Something I never even thought about – Arab-Americans as a demographic group. 3,500,000 isn’t a tiny number, as these things go. Hope McCain’s lack of courage in the Ali Jawad matter costs him a few swing states, or more.
Not long ago, the John McCain campaign dropped a prominent Arab-American businessman from its Michigan state finance committee because of allegations that the man was an “agent” of Hezbollah. The charges, made by a right-wing blogger, were unsubstantiated, but fears of being associated with Arab terror caused Republican knees to jerk, and cost Ali Jawad his position. All politics, even national politics, is local, and Jawad’s abrupt dismissal may cost McCain many votes among Southeastern Michigan’s large Arab-American community. But more important, Arab-Americans across the country are looking for changes in domestic and international policy that McCain seems unwilling to pledge — and they are concentrated in swing states that he will need to win this fall. Does John McCain have a problem with Arab-American voters?
Recent polls show a tight race between either Democrat and McCain in Florida, Pennsylvania, Michigan and Ohio, all states where Arab-Americans account for an appreciable percentage of the vote. Such polls have limited utility with November so many months away, but that it will be a close election in those key states seems clear. In a tight election, the votes of a well-placed minority — Arab-American votes — can be crucial.

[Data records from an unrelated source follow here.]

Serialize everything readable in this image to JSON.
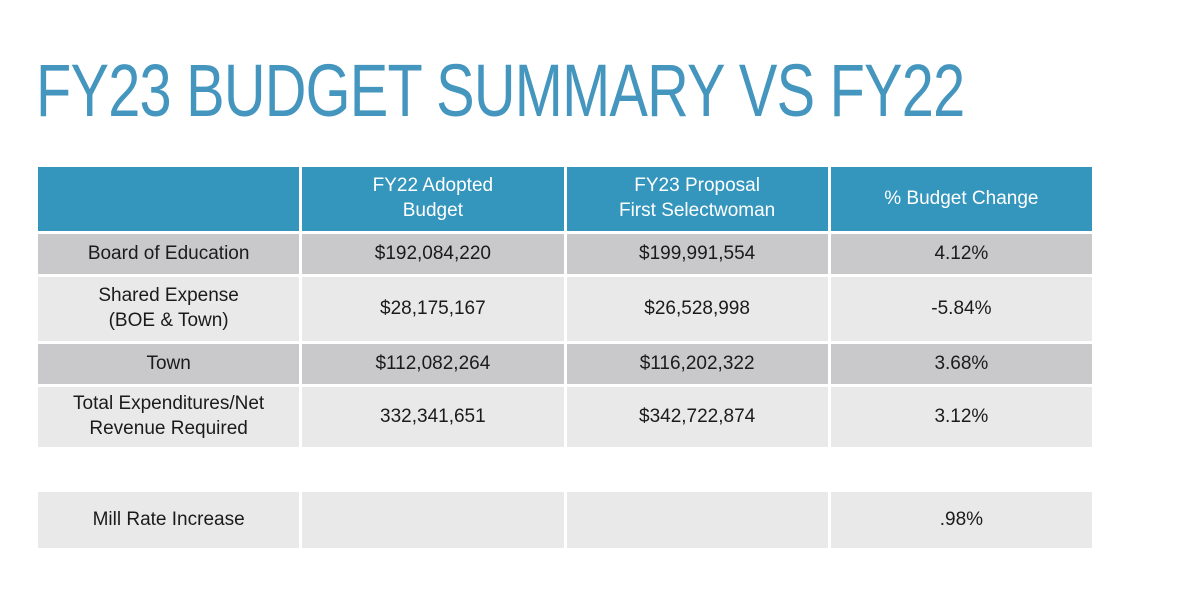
{
  "slide": {
    "title": "FY23 BUDGET SUMMARY VS FY22"
  },
  "colors": {
    "title_teal": "#4496BF",
    "header_teal": "#3495BD",
    "row_dark_gray": "#C9C9CB",
    "row_light_gray": "#E9E9EA",
    "header_text": "#FFFFFF",
    "body_text": "#1B1B1B",
    "background": "#FFFFFF"
  },
  "table": {
    "header": {
      "col1": "",
      "col2": "FY22 Adopted\nBudget",
      "col3": "FY23 Proposal\nFirst Selectwoman",
      "col4": "% Budget Change"
    },
    "rows": [
      {
        "label": "Board of Education",
        "fy22": "$192,084,220",
        "fy23": "$199,991,554",
        "change": "4.12%"
      },
      {
        "label": "Shared Expense\n(BOE & Town)",
        "fy22": "$28,175,167",
        "fy23": "$26,528,998",
        "change": "-5.84%"
      },
      {
        "label": "Town",
        "fy22": "$112,082,264",
        "fy23": "$116,202,322",
        "change": "3.68%"
      },
      {
        "label": "Total Expenditures/Net\nRevenue Required",
        "fy22": "332,341,651",
        "fy23": "$342,722,874",
        "change": "3.12%"
      }
    ]
  },
  "mill_row": {
    "label": "Mill Rate Increase",
    "fy22": "",
    "fy23": "",
    "change": ".98%"
  },
  "chart_data": {
    "type": "table",
    "title": "FY23 BUDGET SUMMARY VS FY22",
    "columns": [
      "",
      "FY22 Adopted Budget",
      "FY23 Proposal First Selectwoman",
      "% Budget Change"
    ],
    "rows": [
      [
        "Board of Education",
        "$192,084,220",
        "$199,991,554",
        "4.12%"
      ],
      [
        "Shared Expense (BOE & Town)",
        "$28,175,167",
        "$26,528,998",
        "-5.84%"
      ],
      [
        "Town",
        "$112,082,264",
        "$116,202,322",
        "3.68%"
      ],
      [
        "Total Expenditures/Net Revenue Required",
        "332,341,651",
        "$342,722,874",
        "3.12%"
      ],
      [
        "Mill Rate Increase",
        "",
        "",
        ".98%"
      ]
    ]
  }
}
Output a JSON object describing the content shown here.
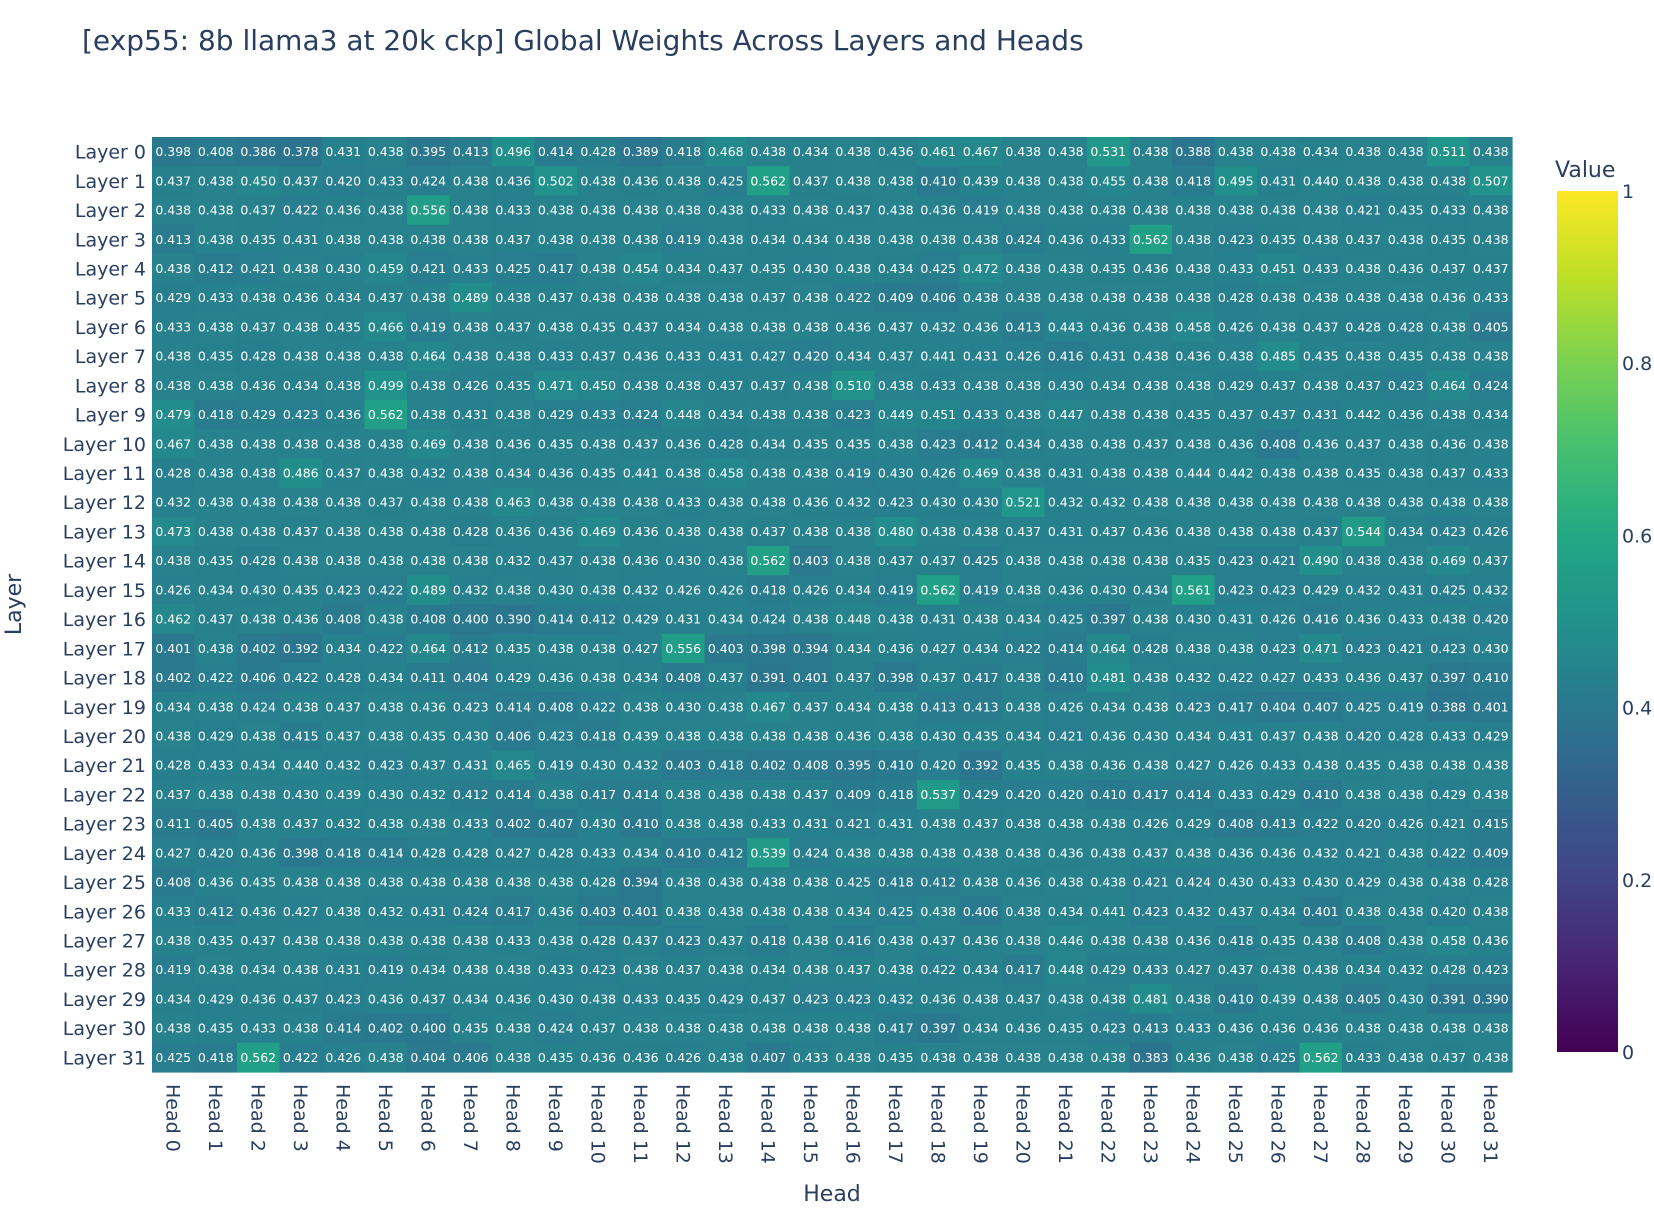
{
  "chart_data": {
    "type": "heatmap",
    "title": "[exp55: 8b llama3 at 20k ckp] Global Weights Across Layers and Heads",
    "xlabel": "Head",
    "ylabel": "Layer",
    "colorscale": "viridis",
    "zmin": 0,
    "zmax": 1,
    "colorbar": {
      "title": "Value",
      "tickvals": [
        0,
        0.2,
        0.4,
        0.6,
        0.8,
        1
      ],
      "ticktext": [
        "0",
        "0.2",
        "0.4",
        "0.6",
        "0.8",
        "1"
      ]
    },
    "x": [
      "Head 0",
      "Head 1",
      "Head 2",
      "Head 3",
      "Head 4",
      "Head 5",
      "Head 6",
      "Head 7",
      "Head 8",
      "Head 9",
      "Head 10",
      "Head 11",
      "Head 12",
      "Head 13",
      "Head 14",
      "Head 15",
      "Head 16",
      "Head 17",
      "Head 18",
      "Head 19",
      "Head 20",
      "Head 21",
      "Head 22",
      "Head 23",
      "Head 24",
      "Head 25",
      "Head 26",
      "Head 27",
      "Head 28",
      "Head 29",
      "Head 30",
      "Head 31"
    ],
    "y": [
      "Layer 0",
      "Layer 1",
      "Layer 2",
      "Layer 3",
      "Layer 4",
      "Layer 5",
      "Layer 6",
      "Layer 7",
      "Layer 8",
      "Layer 9",
      "Layer 10",
      "Layer 11",
      "Layer 12",
      "Layer 13",
      "Layer 14",
      "Layer 15",
      "Layer 16",
      "Layer 17",
      "Layer 18",
      "Layer 19",
      "Layer 20",
      "Layer 21",
      "Layer 22",
      "Layer 23",
      "Layer 24",
      "Layer 25",
      "Layer 26",
      "Layer 27",
      "Layer 28",
      "Layer 29",
      "Layer 30",
      "Layer 31"
    ],
    "z": [
      [
        0.398,
        0.408,
        0.386,
        0.378,
        0.431,
        0.438,
        0.395,
        0.413,
        0.496,
        0.414,
        0.428,
        0.389,
        0.418,
        0.468,
        0.438,
        0.434,
        0.438,
        0.436,
        0.461,
        0.467,
        0.438,
        0.438,
        0.531,
        0.438,
        0.388,
        0.438,
        0.438,
        0.434,
        0.438,
        0.438,
        0.511,
        0.438
      ],
      [
        0.437,
        0.438,
        0.45,
        0.437,
        0.42,
        0.433,
        0.424,
        0.438,
        0.436,
        0.502,
        0.438,
        0.436,
        0.438,
        0.425,
        0.562,
        0.437,
        0.438,
        0.438,
        0.41,
        0.439,
        0.438,
        0.438,
        0.455,
        0.438,
        0.418,
        0.495,
        0.431,
        0.44,
        0.438,
        0.438,
        0.438,
        0.507
      ],
      [
        0.438,
        0.438,
        0.437,
        0.422,
        0.436,
        0.438,
        0.556,
        0.438,
        0.433,
        0.438,
        0.438,
        0.438,
        0.438,
        0.438,
        0.433,
        0.438,
        0.437,
        0.438,
        0.436,
        0.419,
        0.438,
        0.438,
        0.438,
        0.438,
        0.438,
        0.438,
        0.438,
        0.438,
        0.421,
        0.435,
        0.433,
        0.438
      ],
      [
        0.413,
        0.438,
        0.435,
        0.431,
        0.438,
        0.438,
        0.438,
        0.438,
        0.437,
        0.438,
        0.438,
        0.438,
        0.419,
        0.438,
        0.434,
        0.434,
        0.438,
        0.438,
        0.438,
        0.438,
        0.424,
        0.436,
        0.433,
        0.562,
        0.438,
        0.423,
        0.435,
        0.438,
        0.437,
        0.438,
        0.435,
        0.438
      ],
      [
        0.438,
        0.412,
        0.421,
        0.438,
        0.43,
        0.459,
        0.421,
        0.433,
        0.425,
        0.417,
        0.438,
        0.454,
        0.434,
        0.437,
        0.435,
        0.43,
        0.438,
        0.434,
        0.425,
        0.472,
        0.438,
        0.438,
        0.435,
        0.436,
        0.438,
        0.433,
        0.451,
        0.433,
        0.438,
        0.436,
        0.437,
        0.437
      ],
      [
        0.429,
        0.433,
        0.438,
        0.436,
        0.434,
        0.437,
        0.438,
        0.489,
        0.438,
        0.437,
        0.438,
        0.438,
        0.438,
        0.438,
        0.437,
        0.438,
        0.422,
        0.409,
        0.406,
        0.438,
        0.438,
        0.438,
        0.438,
        0.438,
        0.438,
        0.428,
        0.438,
        0.438,
        0.438,
        0.438,
        0.436,
        0.433
      ],
      [
        0.433,
        0.438,
        0.437,
        0.438,
        0.435,
        0.466,
        0.419,
        0.438,
        0.437,
        0.438,
        0.435,
        0.437,
        0.434,
        0.438,
        0.438,
        0.438,
        0.436,
        0.437,
        0.432,
        0.436,
        0.413,
        0.443,
        0.436,
        0.438,
        0.458,
        0.426,
        0.438,
        0.437,
        0.428,
        0.428,
        0.438,
        0.405
      ],
      [
        0.438,
        0.435,
        0.428,
        0.438,
        0.438,
        0.438,
        0.464,
        0.438,
        0.438,
        0.433,
        0.437,
        0.436,
        0.433,
        0.431,
        0.427,
        0.42,
        0.434,
        0.437,
        0.441,
        0.431,
        0.426,
        0.416,
        0.431,
        0.438,
        0.436,
        0.438,
        0.485,
        0.435,
        0.438,
        0.435,
        0.438,
        0.438
      ],
      [
        0.438,
        0.438,
        0.436,
        0.434,
        0.438,
        0.499,
        0.438,
        0.426,
        0.435,
        0.471,
        0.45,
        0.438,
        0.438,
        0.437,
        0.437,
        0.438,
        0.51,
        0.438,
        0.433,
        0.438,
        0.438,
        0.43,
        0.434,
        0.438,
        0.438,
        0.429,
        0.437,
        0.438,
        0.437,
        0.423,
        0.464,
        0.424
      ],
      [
        0.479,
        0.418,
        0.429,
        0.423,
        0.436,
        0.562,
        0.438,
        0.431,
        0.438,
        0.429,
        0.433,
        0.424,
        0.448,
        0.434,
        0.438,
        0.438,
        0.423,
        0.449,
        0.451,
        0.433,
        0.438,
        0.447,
        0.438,
        0.438,
        0.435,
        0.437,
        0.437,
        0.431,
        0.442,
        0.436,
        0.438,
        0.434
      ],
      [
        0.467,
        0.438,
        0.438,
        0.438,
        0.438,
        0.438,
        0.469,
        0.438,
        0.436,
        0.435,
        0.438,
        0.437,
        0.436,
        0.428,
        0.434,
        0.435,
        0.435,
        0.438,
        0.423,
        0.412,
        0.434,
        0.438,
        0.438,
        0.437,
        0.438,
        0.436,
        0.408,
        0.436,
        0.437,
        0.438,
        0.436,
        0.438
      ],
      [
        0.428,
        0.438,
        0.438,
        0.486,
        0.437,
        0.438,
        0.432,
        0.438,
        0.434,
        0.436,
        0.435,
        0.441,
        0.438,
        0.458,
        0.438,
        0.438,
        0.419,
        0.43,
        0.426,
        0.469,
        0.438,
        0.431,
        0.438,
        0.438,
        0.444,
        0.442,
        0.438,
        0.438,
        0.435,
        0.438,
        0.437,
        0.433
      ],
      [
        0.432,
        0.438,
        0.438,
        0.438,
        0.438,
        0.437,
        0.438,
        0.438,
        0.463,
        0.438,
        0.438,
        0.438,
        0.433,
        0.438,
        0.438,
        0.436,
        0.432,
        0.423,
        0.43,
        0.43,
        0.521,
        0.432,
        0.432,
        0.438,
        0.438,
        0.438,
        0.438,
        0.438,
        0.438,
        0.438,
        0.438,
        0.438
      ],
      [
        0.473,
        0.438,
        0.438,
        0.437,
        0.438,
        0.438,
        0.438,
        0.428,
        0.436,
        0.436,
        0.469,
        0.436,
        0.438,
        0.438,
        0.437,
        0.438,
        0.438,
        0.48,
        0.438,
        0.438,
        0.437,
        0.431,
        0.437,
        0.436,
        0.438,
        0.438,
        0.438,
        0.437,
        0.544,
        0.434,
        0.423,
        0.426
      ],
      [
        0.438,
        0.435,
        0.428,
        0.438,
        0.438,
        0.438,
        0.438,
        0.438,
        0.432,
        0.437,
        0.438,
        0.436,
        0.43,
        0.438,
        0.562,
        0.403,
        0.438,
        0.437,
        0.437,
        0.425,
        0.438,
        0.438,
        0.438,
        0.438,
        0.435,
        0.423,
        0.421,
        0.49,
        0.438,
        0.438,
        0.469,
        0.437
      ],
      [
        0.426,
        0.434,
        0.43,
        0.435,
        0.423,
        0.422,
        0.489,
        0.432,
        0.438,
        0.43,
        0.438,
        0.432,
        0.426,
        0.426,
        0.418,
        0.426,
        0.434,
        0.419,
        0.562,
        0.419,
        0.438,
        0.436,
        0.43,
        0.434,
        0.561,
        0.423,
        0.423,
        0.429,
        0.432,
        0.431,
        0.425,
        0.432
      ],
      [
        0.462,
        0.437,
        0.438,
        0.436,
        0.408,
        0.438,
        0.408,
        0.4,
        0.39,
        0.414,
        0.412,
        0.429,
        0.431,
        0.434,
        0.424,
        0.438,
        0.448,
        0.438,
        0.431,
        0.438,
        0.434,
        0.425,
        0.397,
        0.438,
        0.43,
        0.431,
        0.426,
        0.416,
        0.436,
        0.433,
        0.438,
        0.42
      ],
      [
        0.401,
        0.438,
        0.402,
        0.392,
        0.434,
        0.422,
        0.464,
        0.412,
        0.435,
        0.438,
        0.438,
        0.427,
        0.556,
        0.403,
        0.398,
        0.394,
        0.434,
        0.436,
        0.427,
        0.434,
        0.422,
        0.414,
        0.464,
        0.428,
        0.438,
        0.438,
        0.423,
        0.471,
        0.423,
        0.421,
        0.423,
        0.43
      ],
      [
        0.402,
        0.422,
        0.406,
        0.422,
        0.428,
        0.434,
        0.411,
        0.404,
        0.429,
        0.436,
        0.438,
        0.434,
        0.408,
        0.437,
        0.391,
        0.401,
        0.437,
        0.398,
        0.437,
        0.417,
        0.438,
        0.41,
        0.481,
        0.438,
        0.432,
        0.422,
        0.427,
        0.433,
        0.436,
        0.437,
        0.397,
        0.41
      ],
      [
        0.434,
        0.438,
        0.424,
        0.438,
        0.437,
        0.438,
        0.436,
        0.423,
        0.414,
        0.408,
        0.422,
        0.438,
        0.43,
        0.438,
        0.467,
        0.437,
        0.434,
        0.438,
        0.413,
        0.413,
        0.438,
        0.426,
        0.434,
        0.438,
        0.423,
        0.417,
        0.404,
        0.407,
        0.425,
        0.419,
        0.388,
        0.401
      ],
      [
        0.438,
        0.429,
        0.438,
        0.415,
        0.437,
        0.438,
        0.435,
        0.43,
        0.406,
        0.423,
        0.418,
        0.439,
        0.438,
        0.438,
        0.438,
        0.438,
        0.436,
        0.438,
        0.43,
        0.435,
        0.434,
        0.421,
        0.436,
        0.43,
        0.434,
        0.431,
        0.437,
        0.438,
        0.42,
        0.428,
        0.433,
        0.429
      ],
      [
        0.428,
        0.433,
        0.434,
        0.44,
        0.432,
        0.423,
        0.437,
        0.431,
        0.465,
        0.419,
        0.43,
        0.432,
        0.403,
        0.418,
        0.402,
        0.408,
        0.395,
        0.41,
        0.42,
        0.392,
        0.435,
        0.438,
        0.436,
        0.438,
        0.427,
        0.426,
        0.433,
        0.438,
        0.435,
        0.438,
        0.438,
        0.438
      ],
      [
        0.437,
        0.438,
        0.438,
        0.43,
        0.439,
        0.43,
        0.432,
        0.412,
        0.414,
        0.438,
        0.417,
        0.414,
        0.438,
        0.438,
        0.438,
        0.437,
        0.409,
        0.418,
        0.537,
        0.429,
        0.42,
        0.42,
        0.41,
        0.417,
        0.414,
        0.433,
        0.429,
        0.41,
        0.438,
        0.438,
        0.429,
        0.438
      ],
      [
        0.411,
        0.405,
        0.438,
        0.437,
        0.432,
        0.438,
        0.438,
        0.433,
        0.402,
        0.407,
        0.43,
        0.41,
        0.438,
        0.438,
        0.433,
        0.431,
        0.421,
        0.431,
        0.438,
        0.437,
        0.438,
        0.438,
        0.438,
        0.426,
        0.429,
        0.408,
        0.413,
        0.422,
        0.42,
        0.426,
        0.421,
        0.415
      ],
      [
        0.427,
        0.42,
        0.436,
        0.398,
        0.418,
        0.414,
        0.428,
        0.428,
        0.427,
        0.428,
        0.433,
        0.434,
        0.41,
        0.412,
        0.539,
        0.424,
        0.438,
        0.438,
        0.438,
        0.438,
        0.438,
        0.436,
        0.438,
        0.437,
        0.438,
        0.436,
        0.436,
        0.432,
        0.421,
        0.438,
        0.422,
        0.409
      ],
      [
        0.408,
        0.436,
        0.435,
        0.438,
        0.438,
        0.438,
        0.438,
        0.438,
        0.438,
        0.438,
        0.428,
        0.394,
        0.438,
        0.438,
        0.438,
        0.438,
        0.425,
        0.418,
        0.412,
        0.438,
        0.436,
        0.438,
        0.438,
        0.421,
        0.424,
        0.43,
        0.433,
        0.43,
        0.429,
        0.438,
        0.438,
        0.428
      ],
      [
        0.433,
        0.412,
        0.436,
        0.427,
        0.438,
        0.432,
        0.431,
        0.424,
        0.417,
        0.436,
        0.403,
        0.401,
        0.438,
        0.438,
        0.438,
        0.438,
        0.434,
        0.425,
        0.438,
        0.406,
        0.438,
        0.434,
        0.441,
        0.423,
        0.432,
        0.437,
        0.434,
        0.401,
        0.438,
        0.438,
        0.42,
        0.438
      ],
      [
        0.438,
        0.435,
        0.437,
        0.438,
        0.438,
        0.438,
        0.438,
        0.438,
        0.433,
        0.438,
        0.428,
        0.437,
        0.423,
        0.437,
        0.418,
        0.438,
        0.416,
        0.438,
        0.437,
        0.436,
        0.438,
        0.446,
        0.438,
        0.438,
        0.436,
        0.418,
        0.435,
        0.438,
        0.408,
        0.438,
        0.458,
        0.436
      ],
      [
        0.419,
        0.438,
        0.434,
        0.438,
        0.431,
        0.419,
        0.434,
        0.438,
        0.438,
        0.433,
        0.423,
        0.438,
        0.437,
        0.438,
        0.434,
        0.438,
        0.437,
        0.438,
        0.422,
        0.434,
        0.417,
        0.448,
        0.429,
        0.433,
        0.427,
        0.437,
        0.438,
        0.438,
        0.434,
        0.432,
        0.428,
        0.423
      ],
      [
        0.434,
        0.429,
        0.436,
        0.437,
        0.423,
        0.436,
        0.437,
        0.434,
        0.436,
        0.43,
        0.438,
        0.433,
        0.435,
        0.429,
        0.437,
        0.423,
        0.423,
        0.432,
        0.436,
        0.438,
        0.437,
        0.438,
        0.438,
        0.481,
        0.438,
        0.41,
        0.439,
        0.438,
        0.405,
        0.43,
        0.391,
        0.39
      ],
      [
        0.438,
        0.435,
        0.433,
        0.438,
        0.414,
        0.402,
        0.4,
        0.435,
        0.438,
        0.424,
        0.437,
        0.438,
        0.438,
        0.438,
        0.438,
        0.438,
        0.438,
        0.417,
        0.397,
        0.434,
        0.436,
        0.435,
        0.423,
        0.413,
        0.433,
        0.436,
        0.436,
        0.436,
        0.438,
        0.438,
        0.438,
        0.438
      ],
      [
        0.425,
        0.418,
        0.562,
        0.422,
        0.426,
        0.438,
        0.404,
        0.406,
        0.438,
        0.435,
        0.436,
        0.436,
        0.426,
        0.438,
        0.407,
        0.433,
        0.438,
        0.435,
        0.438,
        0.438,
        0.438,
        0.438,
        0.438,
        0.383,
        0.436,
        0.438,
        0.425,
        0.562,
        0.433,
        0.438,
        0.437,
        0.438
      ]
    ]
  }
}
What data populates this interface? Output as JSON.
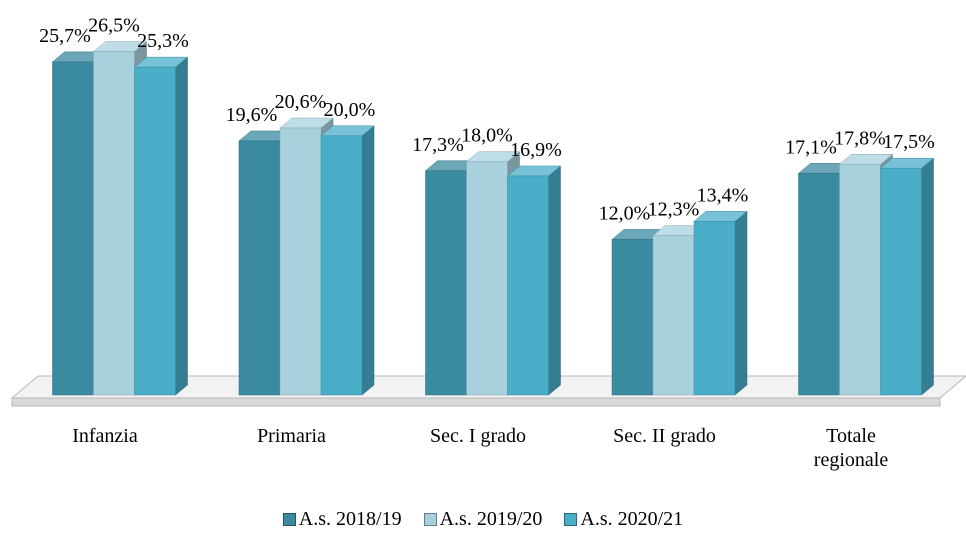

Arab-Americans are a highly diverse group of up to 3.5 million persons, according to Arab American Institute figures. About three-quarters of them are Christian and a quarter Muslim. Eighty percent are U.S. citizens. Many are from families that have been in the U.S. for decades or even a century. They come from all over the Arab world, from Morocco to Egypt and Iraq to Yemen, but the traditional core of the community is Lebanese and Palestinian.